RAG — Retrieval-Augmented Generation

A method where an LLM retrieves relevant documents from a database before answering. Instead of only responding from training material, the model works with current information. When you upload a PDF to Claude, it's loaded directly into the context — technically not RAG, but the principle is similar: the model works with specific documents rather than just its training material.

Agent

An AI system that executes tasks independently. It breaks a goal into steps, uses tools, and makes intermediate decisions — without you having to direct every step. Claude Code is an example: "Build me a contact page" — and Claude writes code, creates files, tests, and fixes errors.

Multimodal

A model that understands not only text but can also process images, audio, or video. Claude can analyze photos, read screenshots, and interpret diagrams. GPT-4o can additionally process speech in real time.


Safety and Society

Hallucination

When an LLM responds with something factually wrong but convincing-sounding. Happens because the model operates on probabilities, not lookups. Always double-check facts, numbers, and sources.

Bias

Systematic distortions in a model's responses. When training data overrepresents certain perspectives, that's reflected in the output. AI providers work to reduce bias — it's not fully eliminated.

Guardrails

Safety rules built into a model. They prevent the model from generating harmful or illegal content. The boundaries of these guardrails are an ongoing topic in AI research.

Alignment

The challenge of training AI systems to behave in the interest of the user and society. An "aligned" model does what you mean — not just what you literally wrote. One of the central research topics at Anthropic, OpenAI, and Google.

Deepfake

AI-generated images, videos, or audio that convincingly imitate a real person. The quality is now so high that deepfakes are nearly impossible to detect without technical tools. Frequently associated with disinformation and fraud.


Model Types and Market

Text-to-Image

AI tools that generate images from text descriptions. DALL-E, Midjourney, and Stable Diffusion are the most well-known. Quality has improved significantly — text rendering and hands, once typical weak spots, are increasingly well-handled.
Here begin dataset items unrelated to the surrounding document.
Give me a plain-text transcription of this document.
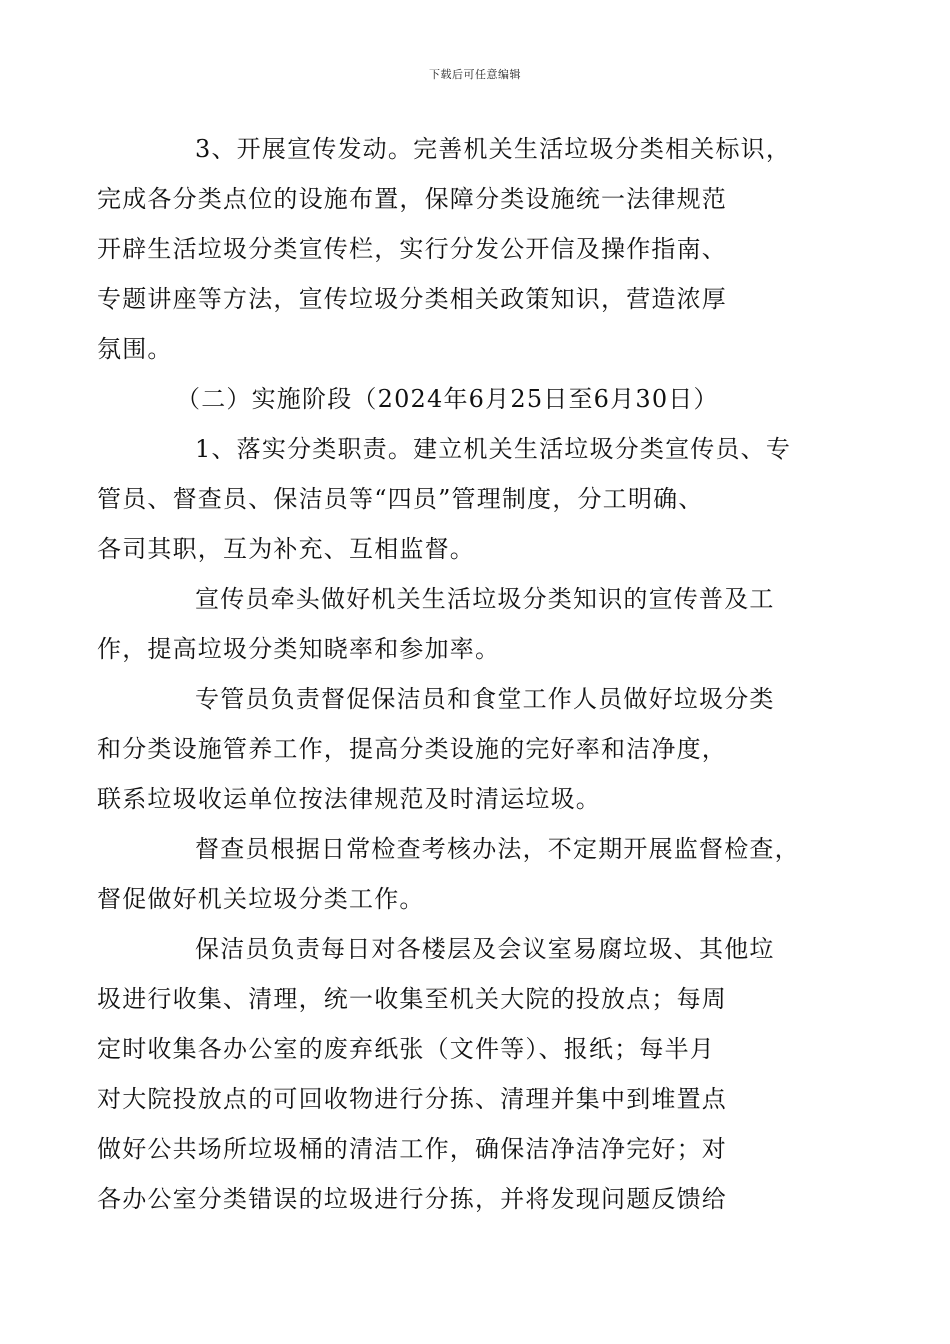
下载后可任意编辑

3、开展宣传发动。完善机关生活垃圾分类相关标识，
完成各分类点位的设施布置，保障分类设施统一法律规范
开辟生活垃圾分类宣传栏，实行分发公开信及操作指南、
专题讲座等方法，宣传垃圾分类相关政策知识，营造浓厚
氛围。

（二）实施阶段（2024年6月25日至6月30日）

1、落实分类职责。建立机关生活垃圾分类宣传员、专
管员、督查员、保洁员等“四员”管理制度，分工明确、
各司其职，互为补充、互相监督。

宣传员牵头做好机关生活垃圾分类知识的宣传普及工
作，提高垃圾分类知晓率和参加率。

专管员负责督促保洁员和食堂工作人员做好垃圾分类
和分类设施管养工作，提高分类设施的完好率和洁净度，
联系垃圾收运单位按法律规范及时清运垃圾。

督查员根据日常检查考核办法，不定期开展监督检查，
督促做好机关垃圾分类工作。

保洁员负责每日对各楼层及会议室易腐垃圾、其他垃
圾进行收集、清理，统一收集至机关大院的投放点；每周
定时收集各办公室的废弃纸张（文件等）、报纸；每半月
对大院投放点的可回收物进行分拣、清理并集中到堆置点
做好公共场所垃圾桶的清洁工作，确保洁净洁净完好；对
各办公室分类错误的垃圾进行分拣，并将发现问题反馈给
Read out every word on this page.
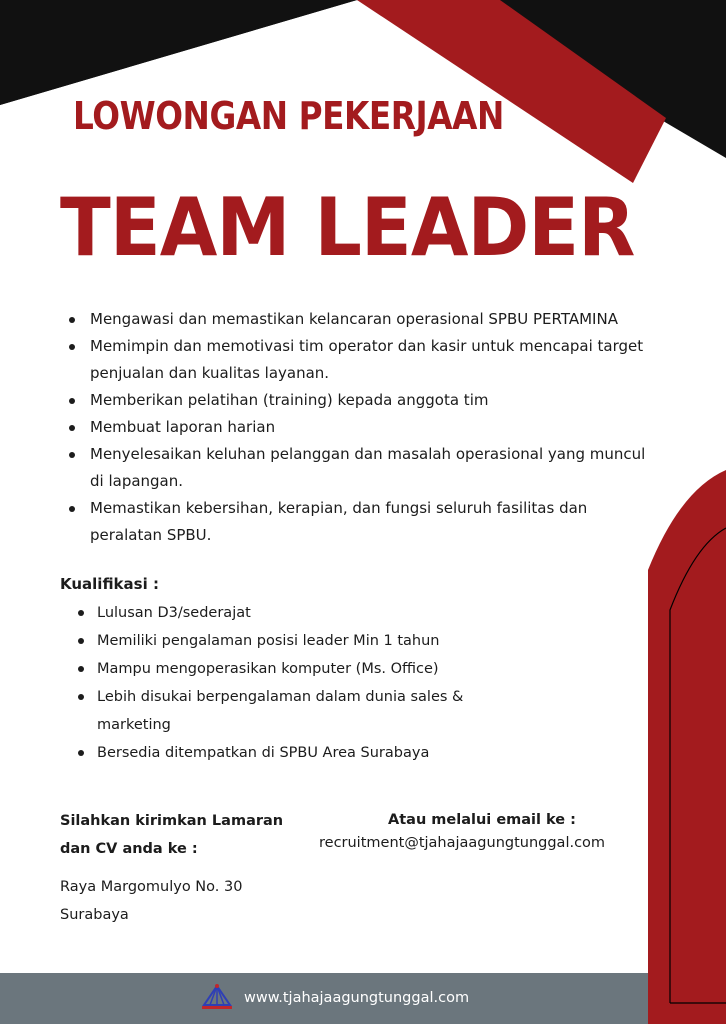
LOWONGAN PEKERJAAN
TEAM LEADER
Mengawasi dan memastikan kelancaran operasional SPBU PERTAMINA
Memimpin dan memotivasi tim operator dan kasir untuk mencapai target penjualan dan kualitas layanan.
Memberikan pelatihan (training) kepada anggota tim
Membuat laporan harian
Menyelesaikan keluhan pelanggan dan masalah operasional yang muncul di lapangan.
Memastikan kebersihan, kerapian, dan fungsi seluruh fasilitas dan peralatan SPBU.
Kualifikasi :
Lulusan D3/sederajat
Memiliki pengalaman posisi leader Min 1 tahun
Mampu mengoperasikan komputer (Ms. Office)
Lebih disukai berpengalaman dalam dunia sales & marketing
Bersedia ditempatkan di SPBU Area Surabaya
Silahkan kirimkan Lamaran dan CV anda ke :
Raya Margomulyo No. 30
Surabaya
Atau melalui email ke :
recruitment@tjahajaagungtunggal.com
www.tjahajaagungtunggal.com
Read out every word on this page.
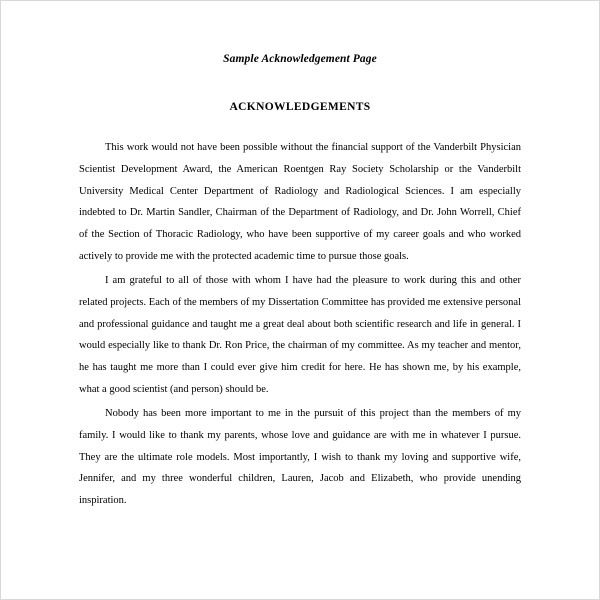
Sample Acknowledgement Page
ACKNOWLEDGEMENTS

This work would not have been possible without the financial support of the Vanderbilt Physician Scientist Development Award, the American Roentgen Ray Society Scholarship or the Vanderbilt University Medical Center Department of Radiology and Radiological Sciences. I am especially indebted to Dr. Martin Sandler, Chairman of the Department of Radiology, and Dr. John Worrell, Chief of the Section of Thoracic Radiology, who have been supportive of my career goals and who worked actively to provide me with the protected academic time to pursue those goals.

I am grateful to all of those with whom I have had the pleasure to work during this and other related projects. Each of the members of my Dissertation Committee has provided me extensive personal and professional guidance and taught me a great deal about both scientific research and life in general. I would especially like to thank Dr. Ron Price, the chairman of my committee. As my teacher and mentor, he has taught me more than I could ever give him credit for here. He has shown me, by his example, what a good scientist (and person) should be.

Nobody has been more important to me in the pursuit of this project than the members of my family. I would like to thank my parents, whose love and guidance are with me in whatever I pursue. They are the ultimate role models. Most importantly, I wish to thank my loving and supportive wife, Jennifer, and my three wonderful children, Lauren, Jacob and Elizabeth, who provide unending inspiration.
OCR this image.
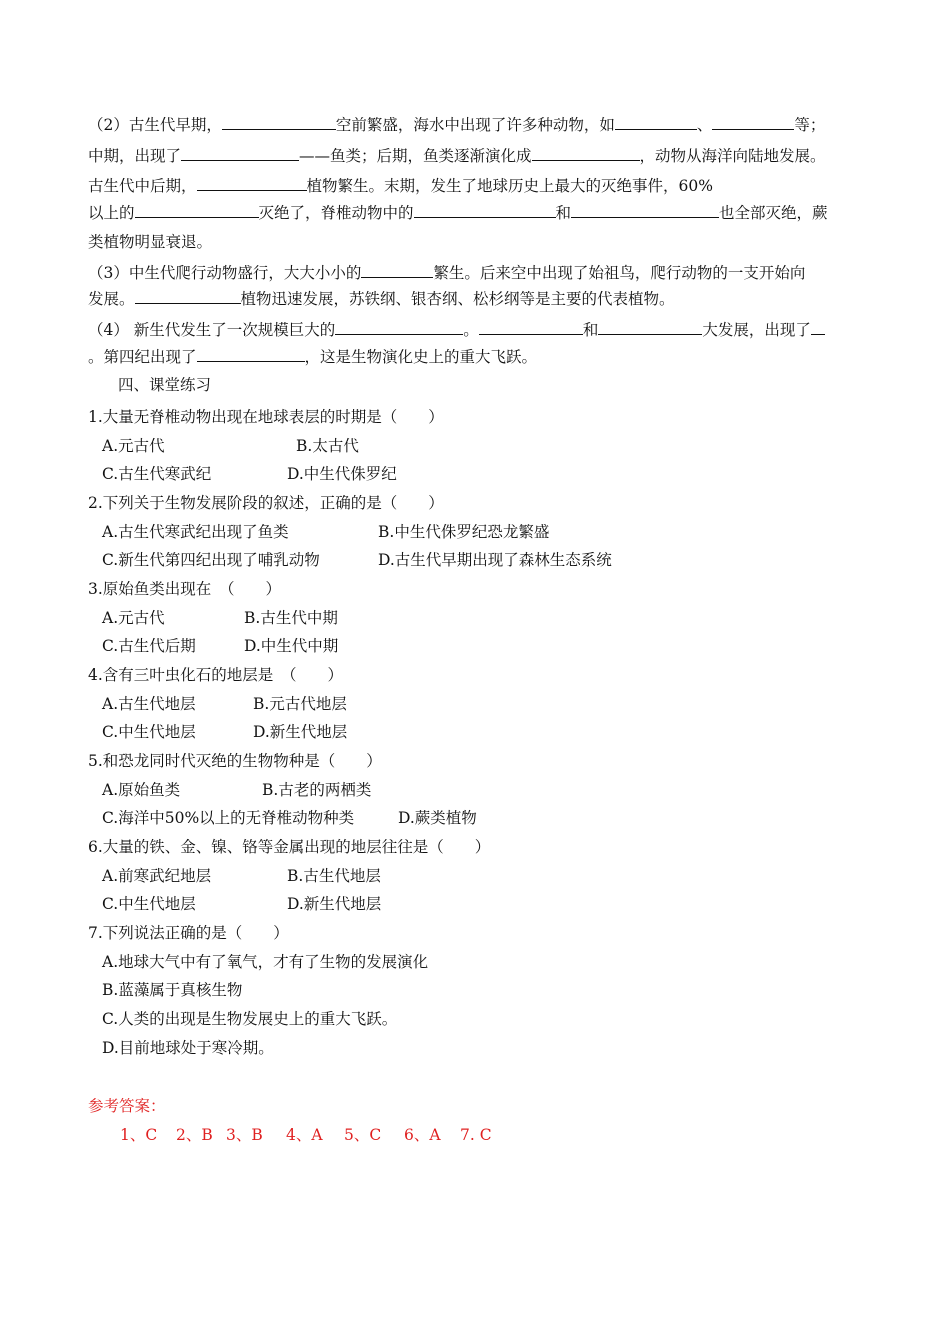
（2）古生代早期，	空前繁盛，海水中出现了许多种动物，如	、	等；
中期，出现了	——鱼类；后期，鱼类逐渐演化成	，动物从海洋向陆地发展。
古生代中后期，	植物繁生。末期，发生了地球历史上最大的灭绝事件，60%
以上的	灭绝了，脊椎动物中的	和	也全部灭绝，蕨
类植物明显衰退。
（3）中生代爬行动物盛行，大大小小的	繁生。后来空中出现了始祖鸟，爬行动物的一支开始向
发展。	植物迅速发展，苏铁纲、银杏纲、松杉纲等是主要的代表植物。
（4） 新生代发生了一次规模巨大的	。	和	大发展，出现了
。第四纪出现了	，这是生物演化史上的重大飞跃。
四、课堂练习
1.大量无脊椎动物出现在地球表层的时期是（　　）
A.元古代	B.太古代
C.古生代寒武纪	D.中生代侏罗纪
2.下列关于生物发展阶段的叙述，正确的是（　　）
A.古生代寒武纪出现了鱼类	B.中生代侏罗纪恐龙繁盛
C.新生代第四纪出现了哺乳动物	D.古生代早期出现了森林生态系统
3.原始鱼类出现在　（　　）
A.元古代	B.古生代中期
C.古生代后期	D.中生代中期
4.含有三叶虫化石的地层是　（　　）
A.古生代地层	B.元古代地层
C.中生代地层	D.新生代地层
5.和恐龙同时代灭绝的生物物种是（　　）
A.原始鱼类	B.古老的两栖类
C.海洋中50%以上的无脊椎动物种类	D.蕨类植物
6.大量的铁、金、镍、铬等金属出现的地层往往是（　　）
A.前寒武纪地层	B.古生代地层
C.中生代地层	D.新生代地层
7.下列说法正确的是（　　）
A.地球大气中有了氧气，才有了生物的发展演化
B.蓝藻属于真核生物
C.人类的出现是生物发展史上的重大飞跃。
D.目前地球处于寒冷期。
参考答案：
1、C 2、B 3、B 4、A 5、C 6、A 7. C
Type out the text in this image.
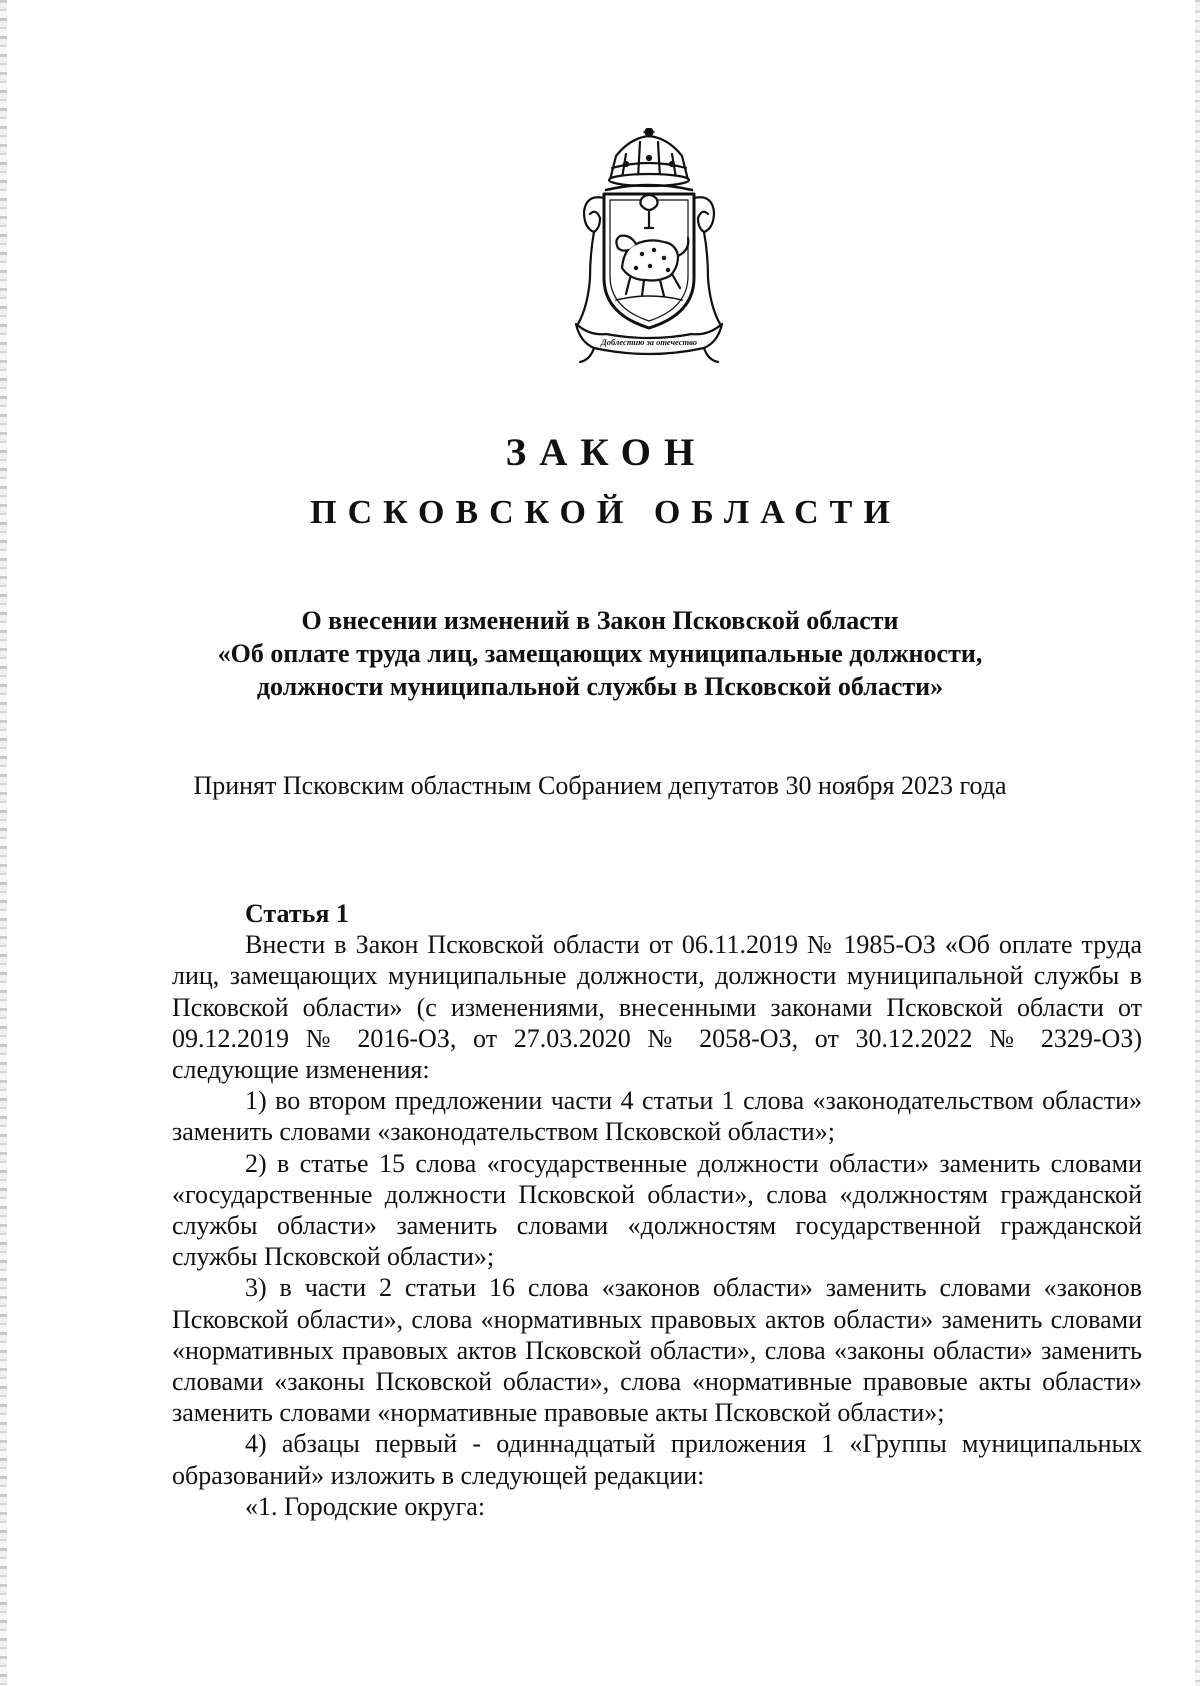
Доблестию за отечество
ЗАКОН
ПСКОВСКОЙ ОБЛАСТИ
О внесении изменений в Закон Псковской области
«Об оплате труда лиц, замещающих муниципальные должности,
должности муниципальной службы в Псковской области»
Принят Псковским областным Собранием депутатов 30 ноября 2023 года

Статья 1

Внести в Закон Псковской области от 06.11.2019 № 1985-ОЗ «Об оплате труда лиц, замещающих муниципальные должности, должности муниципальной службы в Псковской области» (с изменениями, внесенными законами Псковской области от 09.12.2019 № 2016-ОЗ, от 27.03.2020 № 2058-ОЗ, от 30.12.2022 № 2329-ОЗ) следующие изменения:

1) во втором предложении части 4 статьи 1 слова «законодательством области» заменить словами «законодательством Псковской области»;

2) в статье 15 слова «государственные должности области» заменить словами «государственные должности Псковской области», слова «должностям гражданской службы области» заменить словами «должностям государственной гражданской службы Псковской области»;

3) в части 2 статьи 16 слова «законов области» заменить словами «законов Псковской области», слова «нормативных правовых актов области» заменить словами «нормативных правовых актов Псковской области», слова «законы области» заменить словами «законы Псковской области», слова «нормативные правовые акты области» заменить словами «нормативные правовые акты Псковской области»;

4) абзацы первый - одиннадцатый приложения 1 «Группы муниципальных образований» изложить в следующей редакции:

«1. Городские округа:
Open Weight vs. Closed Source

Open-weight models (e.g., Llama from Meta) publish their model weights — you can download and run them locally, often with certain license terms. Closed-source models (Claude, GPT-4) are only available through the provider. The performance gap between the two categories is shrinking.

AGI — Artificial General Intelligence

The hypothetical AI that can handle all tasks at a human level. Doesn't currently exist. Presented as the end goal of the major AI labs. When or whether AGI arrives is extremely contested among experts.

Benchmark

A standardized test for comparing models. When a provider says their model is "the best", they're referring to benchmark results. Useful as orientation, but a good score doesn't automatically mean the model is best for your specific task.


These are the terms that come up most frequently in articles, discussions, and product descriptions. Not exhaustive — but enough to keep up everywhere.